The Seattle Mariners selected Harikkala in the 34th round of the 1992 Major League Baseball (MLB) draft. He was named the Mariners Minor League Pitcher of the Year in 1994. He made his MLB debut with Seattle on May 27, . In both 1995 and 1996, he pitched in one game in the majors for the Mariners, making his first MLB start in 1996. He allowed 11 runs in 7 2/3 innings with Seattle. He signed with the Boston Red Sox after the 1998 season, pitching in 7 games in the 1999 season. Harikkala remained in the minors, starting the 2003 season in the Mexican League, until returning with the Colorado Rockies in 2004. He retired the first 22 batters he faced, a franchise record. He pitched in a career-high 55 games that season, with a 6–6 record and 4.74 ERA.

He played for Samsung Lions and LG Twins in the KBO League from 2005 to 2007.

He would make 71 major league relief appearances before making his second major league start for the Colorado Rockies on August 12, . With 4,021 days passing between these two starts, Harikkala holds the MLB record for time elapsed between two starts. That was his only MLB game of the season.
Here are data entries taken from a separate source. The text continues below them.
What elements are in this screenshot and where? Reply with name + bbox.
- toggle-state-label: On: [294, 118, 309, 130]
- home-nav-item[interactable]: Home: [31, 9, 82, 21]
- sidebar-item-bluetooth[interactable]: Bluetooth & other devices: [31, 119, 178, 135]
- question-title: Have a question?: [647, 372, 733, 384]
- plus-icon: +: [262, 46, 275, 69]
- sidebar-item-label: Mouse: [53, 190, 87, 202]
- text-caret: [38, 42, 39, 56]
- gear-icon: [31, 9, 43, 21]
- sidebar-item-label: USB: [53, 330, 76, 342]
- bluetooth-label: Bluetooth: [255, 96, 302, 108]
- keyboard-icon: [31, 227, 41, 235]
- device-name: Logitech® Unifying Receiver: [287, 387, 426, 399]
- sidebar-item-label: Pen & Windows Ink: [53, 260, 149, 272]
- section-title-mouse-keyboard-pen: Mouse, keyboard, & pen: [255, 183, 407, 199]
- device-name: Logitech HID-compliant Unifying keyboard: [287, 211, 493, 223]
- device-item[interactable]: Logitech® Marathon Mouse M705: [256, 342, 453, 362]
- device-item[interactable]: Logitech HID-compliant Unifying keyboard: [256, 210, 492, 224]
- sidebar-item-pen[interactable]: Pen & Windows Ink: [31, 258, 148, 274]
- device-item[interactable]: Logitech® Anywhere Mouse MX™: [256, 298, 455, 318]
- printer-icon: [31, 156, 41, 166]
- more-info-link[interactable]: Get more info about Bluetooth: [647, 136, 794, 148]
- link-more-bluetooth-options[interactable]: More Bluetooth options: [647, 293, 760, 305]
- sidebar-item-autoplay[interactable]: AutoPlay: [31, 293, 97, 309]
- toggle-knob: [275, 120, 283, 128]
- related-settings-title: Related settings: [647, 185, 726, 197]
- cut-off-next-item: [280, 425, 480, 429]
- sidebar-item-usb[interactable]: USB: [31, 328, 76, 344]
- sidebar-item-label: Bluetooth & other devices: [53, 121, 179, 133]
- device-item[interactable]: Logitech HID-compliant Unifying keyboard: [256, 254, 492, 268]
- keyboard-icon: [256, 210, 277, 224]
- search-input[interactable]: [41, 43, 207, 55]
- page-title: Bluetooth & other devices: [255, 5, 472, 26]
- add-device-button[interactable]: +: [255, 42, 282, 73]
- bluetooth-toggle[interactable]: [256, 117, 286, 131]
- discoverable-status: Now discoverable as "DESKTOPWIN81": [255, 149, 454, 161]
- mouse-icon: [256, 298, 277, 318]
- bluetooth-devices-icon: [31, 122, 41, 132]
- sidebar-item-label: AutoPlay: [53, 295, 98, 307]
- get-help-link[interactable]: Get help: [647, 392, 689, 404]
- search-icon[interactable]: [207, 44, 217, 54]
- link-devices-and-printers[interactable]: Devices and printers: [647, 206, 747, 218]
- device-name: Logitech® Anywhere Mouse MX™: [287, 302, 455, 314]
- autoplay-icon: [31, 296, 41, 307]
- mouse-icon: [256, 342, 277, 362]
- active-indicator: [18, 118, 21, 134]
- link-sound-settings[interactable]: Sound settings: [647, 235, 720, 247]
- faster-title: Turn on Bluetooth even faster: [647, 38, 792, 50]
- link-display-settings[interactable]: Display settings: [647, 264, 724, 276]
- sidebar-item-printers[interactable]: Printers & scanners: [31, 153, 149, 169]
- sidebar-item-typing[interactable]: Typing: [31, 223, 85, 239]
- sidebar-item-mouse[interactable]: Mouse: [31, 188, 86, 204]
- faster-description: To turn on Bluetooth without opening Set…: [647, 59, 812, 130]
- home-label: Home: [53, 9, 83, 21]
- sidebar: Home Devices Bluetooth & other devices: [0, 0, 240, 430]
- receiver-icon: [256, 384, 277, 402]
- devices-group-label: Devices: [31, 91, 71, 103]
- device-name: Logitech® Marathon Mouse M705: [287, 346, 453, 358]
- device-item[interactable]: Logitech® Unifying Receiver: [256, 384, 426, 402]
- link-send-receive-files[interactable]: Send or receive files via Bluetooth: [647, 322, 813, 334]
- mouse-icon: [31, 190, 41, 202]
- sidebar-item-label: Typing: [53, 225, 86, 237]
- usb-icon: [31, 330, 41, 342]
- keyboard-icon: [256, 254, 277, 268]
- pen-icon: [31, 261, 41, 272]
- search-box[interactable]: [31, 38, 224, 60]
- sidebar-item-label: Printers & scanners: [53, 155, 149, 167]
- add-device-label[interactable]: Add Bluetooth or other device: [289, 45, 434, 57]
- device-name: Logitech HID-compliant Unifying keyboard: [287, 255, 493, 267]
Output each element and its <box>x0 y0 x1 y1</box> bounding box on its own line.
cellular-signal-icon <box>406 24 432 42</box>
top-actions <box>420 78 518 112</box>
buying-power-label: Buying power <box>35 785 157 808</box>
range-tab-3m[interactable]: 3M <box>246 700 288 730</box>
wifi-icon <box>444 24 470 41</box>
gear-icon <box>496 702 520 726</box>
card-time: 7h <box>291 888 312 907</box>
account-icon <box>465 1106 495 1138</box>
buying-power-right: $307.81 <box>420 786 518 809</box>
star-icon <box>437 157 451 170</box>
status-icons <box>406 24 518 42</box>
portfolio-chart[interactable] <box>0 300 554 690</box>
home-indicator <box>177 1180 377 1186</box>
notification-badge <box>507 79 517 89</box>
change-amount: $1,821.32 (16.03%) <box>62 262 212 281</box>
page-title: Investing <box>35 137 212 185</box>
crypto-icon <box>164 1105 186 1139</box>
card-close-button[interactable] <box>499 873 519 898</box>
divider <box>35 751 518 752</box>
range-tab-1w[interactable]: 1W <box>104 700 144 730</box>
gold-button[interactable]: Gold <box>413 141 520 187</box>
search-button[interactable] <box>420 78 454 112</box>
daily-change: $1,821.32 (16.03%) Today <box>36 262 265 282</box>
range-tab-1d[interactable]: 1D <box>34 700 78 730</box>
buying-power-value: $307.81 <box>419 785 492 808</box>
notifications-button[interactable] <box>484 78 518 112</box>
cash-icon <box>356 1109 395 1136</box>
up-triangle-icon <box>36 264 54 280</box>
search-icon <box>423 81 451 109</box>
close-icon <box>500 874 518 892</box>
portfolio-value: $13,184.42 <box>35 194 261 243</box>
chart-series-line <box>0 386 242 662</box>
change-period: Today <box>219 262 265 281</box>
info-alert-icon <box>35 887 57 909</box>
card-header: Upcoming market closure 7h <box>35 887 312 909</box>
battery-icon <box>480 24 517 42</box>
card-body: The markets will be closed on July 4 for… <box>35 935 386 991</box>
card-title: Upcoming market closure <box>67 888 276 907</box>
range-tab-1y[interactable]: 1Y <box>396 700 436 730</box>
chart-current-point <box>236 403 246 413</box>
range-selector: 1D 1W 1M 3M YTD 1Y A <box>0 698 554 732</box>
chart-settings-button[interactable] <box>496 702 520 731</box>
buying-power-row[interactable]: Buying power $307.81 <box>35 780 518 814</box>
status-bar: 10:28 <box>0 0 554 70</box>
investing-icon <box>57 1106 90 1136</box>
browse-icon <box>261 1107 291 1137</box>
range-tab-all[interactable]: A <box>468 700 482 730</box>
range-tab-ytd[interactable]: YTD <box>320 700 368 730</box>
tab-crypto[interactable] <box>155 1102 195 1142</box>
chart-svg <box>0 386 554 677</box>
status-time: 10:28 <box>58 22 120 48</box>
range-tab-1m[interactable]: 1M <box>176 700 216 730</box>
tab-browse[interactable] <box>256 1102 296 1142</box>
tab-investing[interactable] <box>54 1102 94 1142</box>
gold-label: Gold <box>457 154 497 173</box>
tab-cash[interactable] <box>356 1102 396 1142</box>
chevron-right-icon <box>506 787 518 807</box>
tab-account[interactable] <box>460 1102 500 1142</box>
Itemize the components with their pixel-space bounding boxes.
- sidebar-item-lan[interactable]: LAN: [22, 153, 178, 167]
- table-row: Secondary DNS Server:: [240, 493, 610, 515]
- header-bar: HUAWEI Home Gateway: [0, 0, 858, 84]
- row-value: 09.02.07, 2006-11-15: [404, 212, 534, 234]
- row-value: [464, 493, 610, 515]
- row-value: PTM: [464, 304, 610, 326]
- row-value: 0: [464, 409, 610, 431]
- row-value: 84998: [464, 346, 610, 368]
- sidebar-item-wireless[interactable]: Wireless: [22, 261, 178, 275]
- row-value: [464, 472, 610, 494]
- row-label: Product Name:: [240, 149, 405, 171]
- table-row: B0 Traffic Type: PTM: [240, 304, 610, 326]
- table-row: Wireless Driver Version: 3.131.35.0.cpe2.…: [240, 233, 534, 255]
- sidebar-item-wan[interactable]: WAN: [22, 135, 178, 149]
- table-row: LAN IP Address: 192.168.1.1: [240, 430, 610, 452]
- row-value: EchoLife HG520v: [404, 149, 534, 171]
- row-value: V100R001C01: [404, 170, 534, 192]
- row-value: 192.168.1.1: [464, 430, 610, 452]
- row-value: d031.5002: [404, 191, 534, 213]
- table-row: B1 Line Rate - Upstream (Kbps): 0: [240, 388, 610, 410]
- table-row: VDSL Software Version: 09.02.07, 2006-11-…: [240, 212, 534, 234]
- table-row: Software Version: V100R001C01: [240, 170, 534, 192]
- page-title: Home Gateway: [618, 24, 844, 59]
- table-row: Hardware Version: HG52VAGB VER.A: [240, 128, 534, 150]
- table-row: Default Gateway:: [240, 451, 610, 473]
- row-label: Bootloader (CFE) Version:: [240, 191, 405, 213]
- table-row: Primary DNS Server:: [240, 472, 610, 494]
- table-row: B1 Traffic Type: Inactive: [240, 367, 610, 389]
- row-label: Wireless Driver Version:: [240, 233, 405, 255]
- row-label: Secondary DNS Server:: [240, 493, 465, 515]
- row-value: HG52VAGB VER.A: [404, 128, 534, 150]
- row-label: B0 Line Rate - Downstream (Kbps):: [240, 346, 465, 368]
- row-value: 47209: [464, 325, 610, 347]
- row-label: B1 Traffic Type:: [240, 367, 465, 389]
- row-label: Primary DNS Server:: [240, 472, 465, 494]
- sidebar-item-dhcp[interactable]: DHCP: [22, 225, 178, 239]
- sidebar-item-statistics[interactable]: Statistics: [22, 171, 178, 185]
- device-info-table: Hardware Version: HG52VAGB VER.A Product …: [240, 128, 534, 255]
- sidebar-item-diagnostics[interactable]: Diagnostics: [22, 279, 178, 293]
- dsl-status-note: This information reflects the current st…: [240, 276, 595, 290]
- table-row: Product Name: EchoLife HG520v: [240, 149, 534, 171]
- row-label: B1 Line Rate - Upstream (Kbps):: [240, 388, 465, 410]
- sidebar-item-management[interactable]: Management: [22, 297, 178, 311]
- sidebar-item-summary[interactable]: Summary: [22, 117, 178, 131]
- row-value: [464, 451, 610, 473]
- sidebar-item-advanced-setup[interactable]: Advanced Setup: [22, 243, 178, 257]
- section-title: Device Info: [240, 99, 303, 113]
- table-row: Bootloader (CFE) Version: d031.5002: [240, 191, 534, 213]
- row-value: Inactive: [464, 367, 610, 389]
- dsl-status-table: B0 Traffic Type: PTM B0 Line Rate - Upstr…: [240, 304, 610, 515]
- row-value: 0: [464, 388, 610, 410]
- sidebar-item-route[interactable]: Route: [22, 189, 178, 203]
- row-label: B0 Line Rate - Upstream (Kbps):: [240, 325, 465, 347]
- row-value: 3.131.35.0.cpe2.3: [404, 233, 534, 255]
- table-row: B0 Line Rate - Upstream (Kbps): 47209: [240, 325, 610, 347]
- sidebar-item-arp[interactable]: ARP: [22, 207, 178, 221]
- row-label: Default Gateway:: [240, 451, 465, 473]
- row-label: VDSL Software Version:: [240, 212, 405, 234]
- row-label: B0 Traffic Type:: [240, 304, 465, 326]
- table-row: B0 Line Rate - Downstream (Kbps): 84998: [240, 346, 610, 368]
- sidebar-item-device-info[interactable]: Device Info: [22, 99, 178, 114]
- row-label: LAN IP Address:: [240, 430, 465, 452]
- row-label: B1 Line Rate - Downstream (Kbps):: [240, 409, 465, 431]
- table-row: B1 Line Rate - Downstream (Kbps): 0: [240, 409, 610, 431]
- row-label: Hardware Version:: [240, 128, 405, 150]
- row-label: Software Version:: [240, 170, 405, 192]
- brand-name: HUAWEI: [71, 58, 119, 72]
Harikkala pitched for the York Revolution of the independent Atlantic League in 2009 and 2010.

Harikkala later played in the Baseball Finnish Championship Series for the Espoo Expos, winning a championship in 2015 and playing with the team through 2023. Harikkala's parents are from Finland.

Harikkala has spent time after his pro baseball career playing for the Hortonville Stars of the Dairyland League in Hortonville, Wisconsin.

Harikkala began coaching high school baseball in Wisconsin in 2010. He was named the head coach at Xavier High School in Appleton in August 2016.